No sh!t. There’s no bid on anything, and it’s all investor owned. Even with more inventory there’s still a lot of people who think rates will get cut and they won’t be able to buy a home, so they’re bidding up against themselves. LOL!
@Jon My in-laws just sold their home. Their realtor/friend told us that some buyers are starting to panic that interest rates will go down and the buying frenzy & bidding wars will start up again, so they’re willing to buy something now, at a higher interest rate. My in-laws’ place took 6 weeks to sell. Only one offer.
It’s hard to feel sorry for “amateur investors.” Speculators have played a large role in driving up real estate prices.
Finally, we’re getting some good news in Canada.

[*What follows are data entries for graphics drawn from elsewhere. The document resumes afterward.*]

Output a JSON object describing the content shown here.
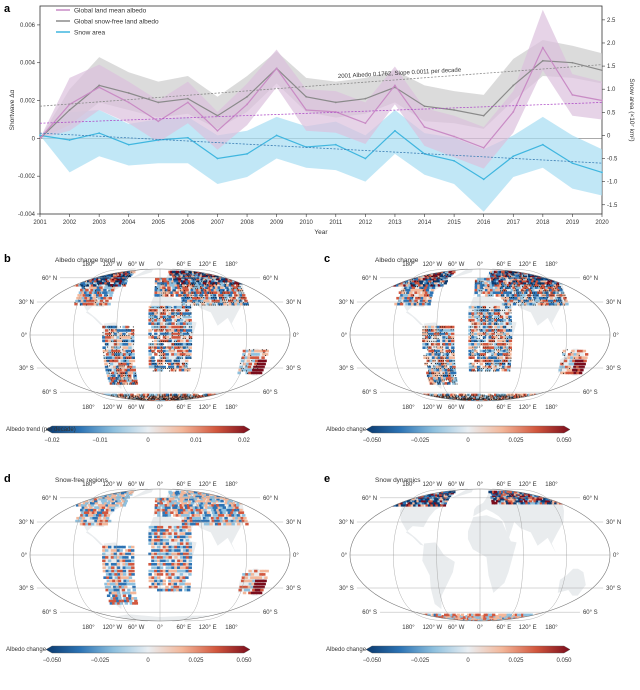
{
  "chart_data": [
    {
      "panel": "a",
      "type": "line",
      "xlabel": "Year",
      "ylabel_left": "Shortwave Δα",
      "ylabel_right": "Snow area (×10⁷ km²)",
      "ylim_left": [
        -0.004,
        0.007
      ],
      "ylim_right": [
        -1.7,
        2.8
      ],
      "yticks_left": [
        "0.006",
        "0.004",
        "0.002",
        "0",
        "-0.002",
        "-0.004"
      ],
      "yticks_left_values": [
        0.006,
        0.004,
        0.002,
        0,
        -0.002,
        -0.004
      ],
      "yticks_right": [
        "2.5",
        "2.0",
        "1.5",
        "1.0",
        "0.5",
        "0",
        "-0.5",
        "-1.0",
        "-1.5"
      ],
      "yticks_right_values": [
        2.5,
        2.0,
        1.5,
        1.0,
        0.5,
        0,
        -0.5,
        -1.0,
        -1.5
      ],
      "x": [
        2001,
        2002,
        2003,
        2004,
        2005,
        2006,
        2007,
        2008,
        2009,
        2010,
        2011,
        2012,
        2013,
        2014,
        2015,
        2016,
        2017,
        2018,
        2019,
        2020
      ],
      "legend": [
        "Global land mean albedo",
        "Global snow-free land albedo",
        "Snow area"
      ],
      "legend_position": "top-left",
      "series": [
        {
          "name": "Global land mean albedo",
          "axis": "left",
          "color": "#c98bc5",
          "band_color": "#dcc0dd",
          "values": [
            0,
            0.0018,
            0.0027,
            0.0019,
            0.0009,
            0.0019,
            0.0004,
            0.0018,
            0.0037,
            0.0015,
            0.0014,
            0.0008,
            0.0028,
            0.0006,
            0.0001,
            -0.0005,
            0.0014,
            0.0048,
            0.0023,
            0.002
          ],
          "lower": [
            0,
            0.0004,
            0.0015,
            0.0008,
            -0.0002,
            0.0008,
            -0.0006,
            0.0007,
            0.0027,
            0.0004,
            0.0003,
            -0.0003,
            0.0018,
            -0.0004,
            -0.001,
            -0.0016,
            0.0003,
            0.0036,
            0.0012,
            0.001
          ],
          "upper": [
            0,
            0.0032,
            0.0039,
            0.003,
            0.002,
            0.003,
            0.0014,
            0.0029,
            0.0047,
            0.0026,
            0.0025,
            0.0019,
            0.0038,
            0.0016,
            0.0012,
            0.0006,
            0.0025,
            0.0068,
            0.0034,
            0.003
          ]
        },
        {
          "name": "Global snow-free land albedo",
          "axis": "left",
          "color": "#8a8a8a",
          "band_color": "#cfcfcf",
          "values": [
            0,
            0.0015,
            0.0028,
            0.0024,
            0.0019,
            0.0021,
            0.0012,
            0.0022,
            0.0037,
            0.0022,
            0.0019,
            0.0021,
            0.0027,
            0.0017,
            0.0015,
            0.0012,
            0.0028,
            0.0041,
            0.004,
            0.0036
          ],
          "lower": [
            0,
            0.0007,
            0.0019,
            0.0015,
            0.0011,
            0.0013,
            0.0005,
            0.0014,
            0.0029,
            0.0014,
            0.0011,
            0.0013,
            0.0019,
            0.0009,
            0.0008,
            0.0005,
            0.002,
            0.0033,
            0.0032,
            0.0029
          ],
          "upper": [
            0,
            0.0026,
            0.0043,
            0.0035,
            0.003,
            0.0033,
            0.0022,
            0.0033,
            0.0046,
            0.0032,
            0.003,
            0.0032,
            0.0036,
            0.0028,
            0.0025,
            0.0023,
            0.0042,
            0.0052,
            0.0049,
            0.0045
          ]
        },
        {
          "name": "Snow area",
          "axis": "right",
          "color": "#3fb6df",
          "band_color": "#a7ddf2",
          "values": [
            0,
            -0.1,
            0.05,
            -0.2,
            -0.1,
            -0.05,
            -0.5,
            -0.4,
            0.0,
            -0.25,
            -0.2,
            -0.5,
            0.1,
            -0.4,
            -0.55,
            -0.95,
            -0.45,
            -0.2,
            -0.6,
            -0.8
          ],
          "lower": [
            0,
            -0.8,
            -0.45,
            -0.65,
            -0.6,
            -0.6,
            -1.05,
            -0.9,
            -0.5,
            -0.7,
            -0.75,
            -1.0,
            -0.4,
            -0.85,
            -1.05,
            -1.65,
            -0.9,
            -0.7,
            -1.15,
            -1.3
          ],
          "upper": [
            0,
            0.5,
            0.55,
            0.25,
            0.35,
            0.4,
            0.0,
            0.1,
            0.4,
            0.2,
            0.3,
            0.0,
            0.55,
            0.05,
            -0.05,
            -0.3,
            0.0,
            0.4,
            0.0,
            -0.3
          ]
        }
      ],
      "trendlines": [
        {
          "axis": "left",
          "color": "#8a8a8a",
          "start": 0.0017,
          "end": 0.0039
        },
        {
          "axis": "left",
          "color": "#b050c8",
          "start": 0.0008,
          "end": 0.0019
        },
        {
          "axis": "right",
          "color": "#3b7fb5",
          "start": 0.05,
          "end": -0.6
        }
      ],
      "annotations": [
        "2001 Albedo 0.1762, Slope 0.0011 per decade"
      ]
    },
    {
      "panel": "b",
      "type": "heatmap",
      "title": "Albedo change trend",
      "colorbar_label": "Albedo trend (per decade)",
      "colorbar_ticks": [
        "−0.02",
        "−0.01",
        "0",
        "0.01",
        "0.02"
      ],
      "vmin": -0.02,
      "vmax": 0.02
    },
    {
      "panel": "c",
      "type": "heatmap",
      "title": "Albedo change",
      "colorbar_label": "Albedo change",
      "colorbar_ticks": [
        "−0.050",
        "−0.025",
        "0",
        "0.025",
        "0.050"
      ],
      "vmin": -0.05,
      "vmax": 0.05
    },
    {
      "panel": "d",
      "type": "heatmap",
      "title": "Snow-free regions",
      "colorbar_label": "Albedo change",
      "colorbar_ticks": [
        "−0.050",
        "−0.025",
        "0",
        "0.025",
        "0.050"
      ],
      "vmin": -0.05,
      "vmax": 0.05
    },
    {
      "panel": "e",
      "type": "heatmap",
      "title": "Snow dynamics",
      "colorbar_label": "Albedo change",
      "colorbar_ticks": [
        "−0.050",
        "−0.025",
        "0",
        "0.025",
        "0.050"
      ],
      "vmin": -0.05,
      "vmax": 0.05
    }
  ],
  "map_labels": {
    "lon_top": [
      "180°",
      "120° W",
      "60° W",
      "0°",
      "60° E",
      "120° E",
      "180°"
    ],
    "lat_left": [
      "60° N",
      "30° N",
      "0°",
      "30° S",
      "60° S"
    ],
    "lat_right": [
      "60° N",
      "30° N",
      "0°",
      "30° S",
      "60° S"
    ]
  },
  "colors": {
    "diverging": [
      "#0b3a6e",
      "#2c73b4",
      "#8ec0de",
      "#e9eef2",
      "#f3b79a",
      "#d2573e",
      "#7a0c1c"
    ],
    "land": "#e9ecee",
    "graticule": "#9a9a9a"
  }
}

Interest rates should be 2% LOCKED for up to 30 years. Not this constant up, down, zero whatever rate fixing that Canadians have to go through and then stress that they can’t pay for a house they have been paying for ! Most for 5 years or more. Come on, we already pay as much interest as we do for buying the house. IE: 500k house cost 495k in interest costs over a 25 year mortgage. That’s almost a million dollars invested… no wonder house prices are so high !
Canada can’t even secure investors for a 5-year term. No one’s funding a 30-year loan at 2% with governments that can’t control spending, and pisses off half the world on a constant basis. Even the US is struggling to find Treasury buyers.
Then again, 20 years of artificially low interest rates have had the negative unintended consequence of creating massive housing bubbles in BC & ON. Lots of people have made lots of money in real estate. It has been good for tax coffers too. Now the government doesn’t know how to engineer a soft landing so here’s not a housing collapse like the US had in 2008. ‘He who rides a tiger is afraid to dismount.’
Nothing to see here, everything is fine.
🥳
The government needs to step in and help these people.
More government is not needed. Less would be more in the case of government.
The system is set up so regular investors who have tenants that are squatting not paying rent causing financial turmoil and mortgage delinquencies. Money laundering has always been a problem in TO and BC outbidding regular buyers .
No need for word play, I will give it to you the straight explanation. Mortgage delinquency means late or no payments.
People are late with mortgage payments all the time. The concern is when they can’t sell before it’s considered statistically delinquent at 90 days.